Author : Jojo Moyes
Genre : Adult novel
Rating : 4.5/5
“Its not a matter of giving you a chance. I’ve watched you these six months becoming a whole different person, someone who is only just beginning to see her possibilities. You have no idea how happy that has made me. I don’t want you to be tied to me, to my hospital appointments, to the restrictions on my life. I don’t want you to miss out on the things someone else could give you.”
As soon as a I leafed through the last page, I rushed to my bed and curled up waiting for the faucet of tears to turn on. I did wait and almost sobbed at the fact that my eyes were dry, no tears. Maybe because I couldn’t envisage my younger brother asking me why I am crying and I am busy pointing at the book. It’s undeniable that the book took me through an emotional turmoil;a worthwhile upheaval though I turned out to be pretty cold hearted and remained emotionless in the face of tragic heartbreak and loss during that moment only. Otherwise pages were stained with tears and I had to nurse a bruised, bleeding heart. The book happened to fall in all aforementioned boxes and that’s how I ended up caving under the pressure and grabbed the book.
I read Me Before You expecting the most poignant story on earth but I was wrong. It is a story of a twenty six year old Lou who had no long term objective and doesn’t think of her future. She has never gone beyond the borders of her country and keeps off anything she perceives to be remotely dangerous and lived in a shell. She loses her job and her family is in a chaotic position. In desperation she accepts the job of being a caretaker of a quadriplegic Will Traynor who is both charming and brash depending on the mood. And yet, there is something about him that she finds herself drawn to.In order to make his life better ,she plans out a series of events to make him happy.

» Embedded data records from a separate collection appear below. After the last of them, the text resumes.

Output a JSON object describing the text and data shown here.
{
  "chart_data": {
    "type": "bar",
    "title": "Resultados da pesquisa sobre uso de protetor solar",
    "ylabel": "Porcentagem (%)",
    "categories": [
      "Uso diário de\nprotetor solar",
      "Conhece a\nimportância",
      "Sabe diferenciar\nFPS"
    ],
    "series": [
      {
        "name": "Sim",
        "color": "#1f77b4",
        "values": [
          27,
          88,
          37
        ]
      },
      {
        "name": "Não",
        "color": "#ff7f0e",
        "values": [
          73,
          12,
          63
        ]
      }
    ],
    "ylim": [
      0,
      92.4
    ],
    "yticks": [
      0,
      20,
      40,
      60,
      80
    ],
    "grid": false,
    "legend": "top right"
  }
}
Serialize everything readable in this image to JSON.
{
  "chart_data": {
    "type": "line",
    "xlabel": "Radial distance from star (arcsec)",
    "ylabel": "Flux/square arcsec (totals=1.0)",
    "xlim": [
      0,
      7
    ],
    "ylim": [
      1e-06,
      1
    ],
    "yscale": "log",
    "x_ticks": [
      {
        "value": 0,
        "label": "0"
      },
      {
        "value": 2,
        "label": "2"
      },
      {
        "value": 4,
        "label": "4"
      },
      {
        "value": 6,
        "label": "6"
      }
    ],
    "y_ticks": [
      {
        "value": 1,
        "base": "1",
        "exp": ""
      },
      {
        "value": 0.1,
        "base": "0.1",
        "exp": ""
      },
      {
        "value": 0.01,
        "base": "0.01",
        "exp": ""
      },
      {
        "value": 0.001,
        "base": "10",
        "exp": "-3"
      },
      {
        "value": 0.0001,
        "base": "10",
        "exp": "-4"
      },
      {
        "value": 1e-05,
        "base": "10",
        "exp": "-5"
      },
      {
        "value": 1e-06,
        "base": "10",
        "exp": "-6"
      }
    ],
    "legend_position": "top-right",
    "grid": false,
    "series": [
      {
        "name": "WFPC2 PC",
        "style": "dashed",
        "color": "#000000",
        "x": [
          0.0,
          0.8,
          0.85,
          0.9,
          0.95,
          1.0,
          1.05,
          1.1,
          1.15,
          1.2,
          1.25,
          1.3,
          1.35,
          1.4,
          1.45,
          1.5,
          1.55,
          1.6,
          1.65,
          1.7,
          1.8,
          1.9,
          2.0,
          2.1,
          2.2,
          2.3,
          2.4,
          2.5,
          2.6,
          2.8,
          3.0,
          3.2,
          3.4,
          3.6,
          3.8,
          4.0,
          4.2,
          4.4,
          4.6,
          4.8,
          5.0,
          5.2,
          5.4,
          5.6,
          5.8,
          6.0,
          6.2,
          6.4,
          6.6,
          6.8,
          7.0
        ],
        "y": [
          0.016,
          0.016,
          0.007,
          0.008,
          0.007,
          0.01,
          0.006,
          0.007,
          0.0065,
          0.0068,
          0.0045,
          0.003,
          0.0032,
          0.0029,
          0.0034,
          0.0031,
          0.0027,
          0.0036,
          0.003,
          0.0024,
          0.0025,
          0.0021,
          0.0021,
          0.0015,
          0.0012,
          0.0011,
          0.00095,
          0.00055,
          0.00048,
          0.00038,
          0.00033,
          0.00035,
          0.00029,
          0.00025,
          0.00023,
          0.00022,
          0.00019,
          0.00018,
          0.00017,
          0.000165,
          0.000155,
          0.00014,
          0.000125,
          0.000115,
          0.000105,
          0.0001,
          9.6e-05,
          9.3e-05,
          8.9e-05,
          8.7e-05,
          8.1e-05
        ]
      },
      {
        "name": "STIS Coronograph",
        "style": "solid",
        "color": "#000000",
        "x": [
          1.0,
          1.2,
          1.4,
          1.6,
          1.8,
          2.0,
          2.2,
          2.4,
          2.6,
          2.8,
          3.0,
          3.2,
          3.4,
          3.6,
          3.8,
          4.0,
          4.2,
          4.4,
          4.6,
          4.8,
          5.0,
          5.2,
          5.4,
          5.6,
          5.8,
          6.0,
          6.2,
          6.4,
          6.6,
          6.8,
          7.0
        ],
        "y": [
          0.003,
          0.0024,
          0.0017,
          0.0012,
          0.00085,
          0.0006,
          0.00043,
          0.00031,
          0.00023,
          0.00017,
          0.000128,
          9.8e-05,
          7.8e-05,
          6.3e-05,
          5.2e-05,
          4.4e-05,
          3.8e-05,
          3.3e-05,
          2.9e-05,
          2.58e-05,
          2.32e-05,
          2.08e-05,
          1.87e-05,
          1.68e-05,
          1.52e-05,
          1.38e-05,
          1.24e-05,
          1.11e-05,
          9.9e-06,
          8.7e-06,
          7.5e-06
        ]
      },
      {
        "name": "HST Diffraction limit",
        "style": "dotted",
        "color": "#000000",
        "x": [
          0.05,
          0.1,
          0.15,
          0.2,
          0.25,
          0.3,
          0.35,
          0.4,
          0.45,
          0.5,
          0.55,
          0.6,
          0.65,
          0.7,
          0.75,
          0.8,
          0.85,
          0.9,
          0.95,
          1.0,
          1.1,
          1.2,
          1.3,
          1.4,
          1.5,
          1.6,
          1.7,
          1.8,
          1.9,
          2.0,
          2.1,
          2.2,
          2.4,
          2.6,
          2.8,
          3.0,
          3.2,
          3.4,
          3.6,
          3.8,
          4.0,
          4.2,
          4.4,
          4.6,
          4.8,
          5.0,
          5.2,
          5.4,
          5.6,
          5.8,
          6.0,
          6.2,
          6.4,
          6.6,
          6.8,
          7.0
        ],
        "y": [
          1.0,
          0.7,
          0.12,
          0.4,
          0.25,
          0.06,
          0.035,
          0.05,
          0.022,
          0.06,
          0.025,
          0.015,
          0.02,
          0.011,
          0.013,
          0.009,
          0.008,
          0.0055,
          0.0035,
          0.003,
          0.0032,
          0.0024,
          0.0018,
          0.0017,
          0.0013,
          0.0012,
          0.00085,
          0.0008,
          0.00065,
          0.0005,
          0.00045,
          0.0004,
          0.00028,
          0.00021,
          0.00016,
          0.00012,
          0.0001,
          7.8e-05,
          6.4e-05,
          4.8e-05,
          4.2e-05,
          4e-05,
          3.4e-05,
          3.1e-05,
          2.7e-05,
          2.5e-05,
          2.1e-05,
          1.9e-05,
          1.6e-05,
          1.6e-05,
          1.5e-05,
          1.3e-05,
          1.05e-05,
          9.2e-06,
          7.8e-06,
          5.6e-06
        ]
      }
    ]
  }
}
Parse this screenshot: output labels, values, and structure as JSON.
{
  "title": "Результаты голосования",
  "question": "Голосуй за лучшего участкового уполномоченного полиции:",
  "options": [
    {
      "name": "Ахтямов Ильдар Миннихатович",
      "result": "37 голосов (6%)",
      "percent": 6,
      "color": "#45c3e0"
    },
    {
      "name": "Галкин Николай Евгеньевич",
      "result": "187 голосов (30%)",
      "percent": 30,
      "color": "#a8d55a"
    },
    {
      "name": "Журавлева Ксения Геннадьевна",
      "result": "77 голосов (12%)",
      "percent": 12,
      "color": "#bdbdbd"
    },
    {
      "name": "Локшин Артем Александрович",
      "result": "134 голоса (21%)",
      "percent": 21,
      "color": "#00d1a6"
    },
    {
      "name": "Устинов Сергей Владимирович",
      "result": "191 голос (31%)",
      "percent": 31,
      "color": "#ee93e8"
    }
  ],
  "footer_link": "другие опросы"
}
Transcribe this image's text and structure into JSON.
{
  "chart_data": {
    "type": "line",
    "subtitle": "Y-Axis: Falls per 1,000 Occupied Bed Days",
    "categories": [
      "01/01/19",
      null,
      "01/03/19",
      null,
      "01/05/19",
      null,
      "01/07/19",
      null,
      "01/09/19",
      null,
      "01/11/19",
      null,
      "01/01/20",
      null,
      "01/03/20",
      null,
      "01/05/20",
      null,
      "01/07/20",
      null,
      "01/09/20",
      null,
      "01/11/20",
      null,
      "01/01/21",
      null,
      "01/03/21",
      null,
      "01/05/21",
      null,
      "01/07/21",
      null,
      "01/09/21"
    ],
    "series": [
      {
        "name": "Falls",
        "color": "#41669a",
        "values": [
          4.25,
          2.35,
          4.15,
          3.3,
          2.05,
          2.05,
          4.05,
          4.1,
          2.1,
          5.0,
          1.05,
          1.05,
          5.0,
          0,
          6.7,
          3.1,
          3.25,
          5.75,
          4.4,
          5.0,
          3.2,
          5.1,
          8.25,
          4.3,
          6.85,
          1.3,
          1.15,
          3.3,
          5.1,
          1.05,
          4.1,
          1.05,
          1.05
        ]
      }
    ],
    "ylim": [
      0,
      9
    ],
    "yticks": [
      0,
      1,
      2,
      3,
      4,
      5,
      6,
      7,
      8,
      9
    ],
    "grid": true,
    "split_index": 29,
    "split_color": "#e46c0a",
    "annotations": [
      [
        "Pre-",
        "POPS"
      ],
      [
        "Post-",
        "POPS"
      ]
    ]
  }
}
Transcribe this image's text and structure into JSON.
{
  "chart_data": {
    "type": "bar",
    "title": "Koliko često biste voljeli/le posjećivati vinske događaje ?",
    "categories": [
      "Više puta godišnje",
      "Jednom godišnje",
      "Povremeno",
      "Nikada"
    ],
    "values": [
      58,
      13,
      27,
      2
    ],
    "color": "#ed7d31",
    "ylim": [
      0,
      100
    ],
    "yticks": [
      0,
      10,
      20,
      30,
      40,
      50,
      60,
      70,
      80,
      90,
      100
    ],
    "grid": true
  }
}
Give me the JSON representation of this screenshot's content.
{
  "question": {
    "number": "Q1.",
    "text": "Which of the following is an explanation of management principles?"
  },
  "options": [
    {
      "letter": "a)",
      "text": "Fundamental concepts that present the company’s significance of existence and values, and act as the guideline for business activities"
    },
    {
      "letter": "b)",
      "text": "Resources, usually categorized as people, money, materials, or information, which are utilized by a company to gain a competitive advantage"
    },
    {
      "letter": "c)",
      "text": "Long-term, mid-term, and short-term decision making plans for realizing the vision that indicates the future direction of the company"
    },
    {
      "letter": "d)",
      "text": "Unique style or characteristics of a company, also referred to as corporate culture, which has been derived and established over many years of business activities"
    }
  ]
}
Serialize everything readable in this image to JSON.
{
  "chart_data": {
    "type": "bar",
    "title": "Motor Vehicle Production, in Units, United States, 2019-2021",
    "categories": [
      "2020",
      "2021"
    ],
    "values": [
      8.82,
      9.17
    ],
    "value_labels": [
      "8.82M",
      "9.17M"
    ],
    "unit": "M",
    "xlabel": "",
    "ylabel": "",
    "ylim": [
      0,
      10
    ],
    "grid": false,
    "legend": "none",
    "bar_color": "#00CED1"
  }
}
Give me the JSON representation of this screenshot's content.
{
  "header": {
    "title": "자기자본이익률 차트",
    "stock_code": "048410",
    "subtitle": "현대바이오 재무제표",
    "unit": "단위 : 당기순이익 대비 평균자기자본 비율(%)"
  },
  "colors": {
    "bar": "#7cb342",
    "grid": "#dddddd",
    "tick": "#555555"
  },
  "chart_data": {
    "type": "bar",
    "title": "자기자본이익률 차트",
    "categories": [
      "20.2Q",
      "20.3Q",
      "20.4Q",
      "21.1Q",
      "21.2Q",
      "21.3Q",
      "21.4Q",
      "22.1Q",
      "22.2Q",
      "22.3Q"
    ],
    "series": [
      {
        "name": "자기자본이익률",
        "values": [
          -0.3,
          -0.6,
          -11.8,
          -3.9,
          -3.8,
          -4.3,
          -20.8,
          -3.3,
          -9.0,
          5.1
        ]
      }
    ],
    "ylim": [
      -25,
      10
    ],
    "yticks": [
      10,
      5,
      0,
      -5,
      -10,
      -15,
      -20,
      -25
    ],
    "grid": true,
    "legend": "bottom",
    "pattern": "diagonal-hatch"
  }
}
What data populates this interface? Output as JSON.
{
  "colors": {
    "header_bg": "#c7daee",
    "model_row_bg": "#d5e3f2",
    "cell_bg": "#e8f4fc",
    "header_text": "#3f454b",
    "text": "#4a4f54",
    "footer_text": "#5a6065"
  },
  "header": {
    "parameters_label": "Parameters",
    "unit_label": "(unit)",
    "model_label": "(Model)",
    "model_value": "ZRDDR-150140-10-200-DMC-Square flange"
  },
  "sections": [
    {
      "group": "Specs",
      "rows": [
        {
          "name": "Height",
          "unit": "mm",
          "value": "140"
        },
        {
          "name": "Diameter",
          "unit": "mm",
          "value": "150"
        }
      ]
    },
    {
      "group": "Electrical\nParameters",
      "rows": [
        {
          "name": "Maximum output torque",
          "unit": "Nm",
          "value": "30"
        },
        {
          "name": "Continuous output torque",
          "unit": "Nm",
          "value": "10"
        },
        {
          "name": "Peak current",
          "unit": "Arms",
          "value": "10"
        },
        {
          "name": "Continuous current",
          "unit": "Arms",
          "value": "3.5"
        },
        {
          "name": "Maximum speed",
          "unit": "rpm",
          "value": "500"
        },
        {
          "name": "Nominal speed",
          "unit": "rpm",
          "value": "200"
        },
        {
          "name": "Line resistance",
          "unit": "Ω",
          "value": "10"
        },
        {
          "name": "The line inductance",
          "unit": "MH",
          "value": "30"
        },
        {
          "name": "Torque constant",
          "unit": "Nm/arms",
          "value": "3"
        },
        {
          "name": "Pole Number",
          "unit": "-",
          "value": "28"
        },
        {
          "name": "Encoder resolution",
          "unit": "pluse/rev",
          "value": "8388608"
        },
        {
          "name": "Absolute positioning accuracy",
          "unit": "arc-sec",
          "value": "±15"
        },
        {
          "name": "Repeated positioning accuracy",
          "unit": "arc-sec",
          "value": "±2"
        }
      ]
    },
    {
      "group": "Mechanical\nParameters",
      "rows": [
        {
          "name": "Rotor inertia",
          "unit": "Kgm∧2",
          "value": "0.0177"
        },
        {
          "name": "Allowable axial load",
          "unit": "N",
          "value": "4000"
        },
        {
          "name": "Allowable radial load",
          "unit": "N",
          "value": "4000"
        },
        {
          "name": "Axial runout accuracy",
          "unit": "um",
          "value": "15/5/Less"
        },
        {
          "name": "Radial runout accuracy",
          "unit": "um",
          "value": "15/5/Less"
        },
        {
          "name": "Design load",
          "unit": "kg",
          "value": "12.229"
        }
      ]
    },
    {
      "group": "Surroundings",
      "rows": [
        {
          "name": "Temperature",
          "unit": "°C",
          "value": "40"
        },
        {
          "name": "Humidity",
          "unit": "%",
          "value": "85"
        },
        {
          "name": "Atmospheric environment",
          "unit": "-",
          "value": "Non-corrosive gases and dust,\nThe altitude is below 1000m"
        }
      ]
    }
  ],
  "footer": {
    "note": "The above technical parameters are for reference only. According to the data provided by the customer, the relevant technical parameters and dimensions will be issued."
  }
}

What do you do when making the person you love happy also means breaking your own heart?
Will had once been on a fast track in life.He had an adventurous and thrilling life. However, it came to a halt on a black day when he was a victim of a grisly accident that left the better part of his body paralyzed. The realism was that he was never going to recover and his entire outlook of life changed and he made an oddly understandable personal decision. It was heartbreaking to see such a vibrant soul strongly and permanently confined.Lou brought moments of bliss in his life for the first time since the accident.
I loved Will and Lou as two individuals who fell in love when they shouldn’t have.Wills sarcasm was his last defense when he didn’t want sympathy and still fought for being independent minded.Lou on the other hand was considered retarded and never given a chance to shine and she never dared to move out of her shell.Two befuddled love birds with nothing to fight for clashed.How is it that you have the right to destroy my life,I wanted to demand of him,but I’m not allowed a say in yours?
It darn hurts!Moyes writing is hauntingly beautiful.She makes you hope then scared you to death.Hope and terror danced and kissed and fought as the clock was ticking,while you held your breath,while you laughed and cried.There would be gut wrenching and sweet moments that made you forget the twisting of the knife in your head. Jojo Moyes treats a difficult and controversial topic with sensitivity and realism that isn’t forced nor sentimental.I loved the pink cover too as it gave a chick-lit vibe.I would recommend this book to anyone and the blaring bells like those of trucks turning are not going to stop any soon, as long as we get a first time reader of the book , so you had better got the book!